This BBC series is set in the Shetland Islands off the northeast coat of Scotland. It tells the story of a small police department investigating crimes on the sparsely populated islands where everyone pretty much knows everyone else. I found the series to be quite gripping, even though the murder plots did not quite satisfy me, having some serious implausibilities. The first two seasons consist of four two-hour episodes based on books by Ann Cleeves and the third season consists of a single six-hour story that was written by others using the same characters. It is in the portrayals of the gritty life of the people that the series has its strength.
One thing that is almost a character in itself is the scenery of the islands. It has a kind of beautiful bleakness. The small islands consist of open moors, completely devoid of all trees, whether due to the harsh climate (the islands are at a latitude of 60o, close to the Arctic Circle) or because like in much of England forests were ruthlessly cut down many years ago.
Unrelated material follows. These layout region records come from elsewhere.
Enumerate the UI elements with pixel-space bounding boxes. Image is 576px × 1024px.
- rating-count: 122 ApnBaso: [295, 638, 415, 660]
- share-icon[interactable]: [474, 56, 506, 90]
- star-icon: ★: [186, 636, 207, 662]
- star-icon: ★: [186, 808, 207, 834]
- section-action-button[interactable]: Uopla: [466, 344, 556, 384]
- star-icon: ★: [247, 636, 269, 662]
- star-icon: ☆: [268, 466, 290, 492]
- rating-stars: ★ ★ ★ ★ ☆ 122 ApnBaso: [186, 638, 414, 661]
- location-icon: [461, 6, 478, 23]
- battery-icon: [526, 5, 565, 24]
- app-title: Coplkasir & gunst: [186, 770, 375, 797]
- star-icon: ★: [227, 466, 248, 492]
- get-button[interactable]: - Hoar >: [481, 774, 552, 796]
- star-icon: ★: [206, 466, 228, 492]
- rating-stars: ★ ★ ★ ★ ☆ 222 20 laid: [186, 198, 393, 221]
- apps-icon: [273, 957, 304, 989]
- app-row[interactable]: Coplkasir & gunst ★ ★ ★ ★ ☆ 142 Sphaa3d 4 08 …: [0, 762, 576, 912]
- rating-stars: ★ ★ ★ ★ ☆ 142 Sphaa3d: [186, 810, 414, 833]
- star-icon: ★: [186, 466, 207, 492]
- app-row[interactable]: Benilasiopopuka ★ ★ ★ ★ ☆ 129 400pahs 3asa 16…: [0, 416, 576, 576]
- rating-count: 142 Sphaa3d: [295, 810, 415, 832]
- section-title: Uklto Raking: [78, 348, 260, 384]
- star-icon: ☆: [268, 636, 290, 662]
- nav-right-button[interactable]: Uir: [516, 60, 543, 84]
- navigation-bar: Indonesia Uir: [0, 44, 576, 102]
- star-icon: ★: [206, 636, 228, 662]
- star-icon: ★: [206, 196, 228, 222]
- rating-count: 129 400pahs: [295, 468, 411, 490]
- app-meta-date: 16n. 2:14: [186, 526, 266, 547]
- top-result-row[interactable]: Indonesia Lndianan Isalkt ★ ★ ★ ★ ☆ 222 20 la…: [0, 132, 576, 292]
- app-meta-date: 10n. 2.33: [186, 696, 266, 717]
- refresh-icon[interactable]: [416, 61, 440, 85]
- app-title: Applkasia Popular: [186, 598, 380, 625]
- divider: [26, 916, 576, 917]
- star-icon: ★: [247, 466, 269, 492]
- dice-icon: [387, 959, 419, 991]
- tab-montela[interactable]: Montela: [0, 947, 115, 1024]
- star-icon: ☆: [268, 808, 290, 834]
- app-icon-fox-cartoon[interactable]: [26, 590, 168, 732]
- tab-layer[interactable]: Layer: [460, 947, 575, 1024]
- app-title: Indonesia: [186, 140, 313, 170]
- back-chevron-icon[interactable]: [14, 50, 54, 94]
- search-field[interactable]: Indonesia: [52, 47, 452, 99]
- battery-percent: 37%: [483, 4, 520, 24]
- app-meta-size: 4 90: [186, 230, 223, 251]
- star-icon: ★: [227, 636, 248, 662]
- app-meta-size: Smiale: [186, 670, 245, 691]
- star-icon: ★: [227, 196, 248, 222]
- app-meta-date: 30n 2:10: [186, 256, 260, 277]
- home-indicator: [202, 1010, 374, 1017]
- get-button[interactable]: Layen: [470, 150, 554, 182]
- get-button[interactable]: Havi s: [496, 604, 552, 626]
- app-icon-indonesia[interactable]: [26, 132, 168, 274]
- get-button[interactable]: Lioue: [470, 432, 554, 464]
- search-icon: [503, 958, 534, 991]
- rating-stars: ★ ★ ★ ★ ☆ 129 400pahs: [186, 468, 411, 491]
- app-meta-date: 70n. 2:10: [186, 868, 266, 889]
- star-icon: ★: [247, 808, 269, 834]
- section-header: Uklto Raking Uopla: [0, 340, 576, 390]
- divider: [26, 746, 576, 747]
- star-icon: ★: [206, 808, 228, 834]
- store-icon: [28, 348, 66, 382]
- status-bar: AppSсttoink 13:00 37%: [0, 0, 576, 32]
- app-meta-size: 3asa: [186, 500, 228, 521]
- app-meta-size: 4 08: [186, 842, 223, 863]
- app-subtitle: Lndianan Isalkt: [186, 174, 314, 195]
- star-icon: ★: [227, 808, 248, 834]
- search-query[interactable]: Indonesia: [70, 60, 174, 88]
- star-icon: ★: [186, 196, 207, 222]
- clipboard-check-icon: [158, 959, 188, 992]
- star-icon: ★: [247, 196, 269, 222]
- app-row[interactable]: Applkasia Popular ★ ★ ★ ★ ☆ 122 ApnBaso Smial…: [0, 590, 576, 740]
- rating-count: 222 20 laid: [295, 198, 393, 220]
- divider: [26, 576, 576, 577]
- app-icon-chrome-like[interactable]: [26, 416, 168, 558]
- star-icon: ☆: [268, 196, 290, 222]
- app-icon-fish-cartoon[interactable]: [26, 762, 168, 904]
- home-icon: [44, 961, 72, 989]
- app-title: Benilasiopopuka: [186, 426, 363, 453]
It is strange to have an uninterrupted view of isolated houses pockmarking the distant hillsides. It feels like there is no privacy at all, in that if you step out of your house someone far away can see you.
Adding to that lack of privacy are the ubiquitous closed circuit cameras that the police have on almost every street and intersection in the towns, a feature that seems to be common in the UK. It is undoubtedly helpful in solving crimes because it enables the police to track activity around crimes scenes before, during, and after a crime is committed.
One of the features of show is the strong Scottish accent and the use of an unfamiliar dialect. While most of them did not go full Robert Burns, I had enough trouble understanding some that it was a relief to turn on English subtitles.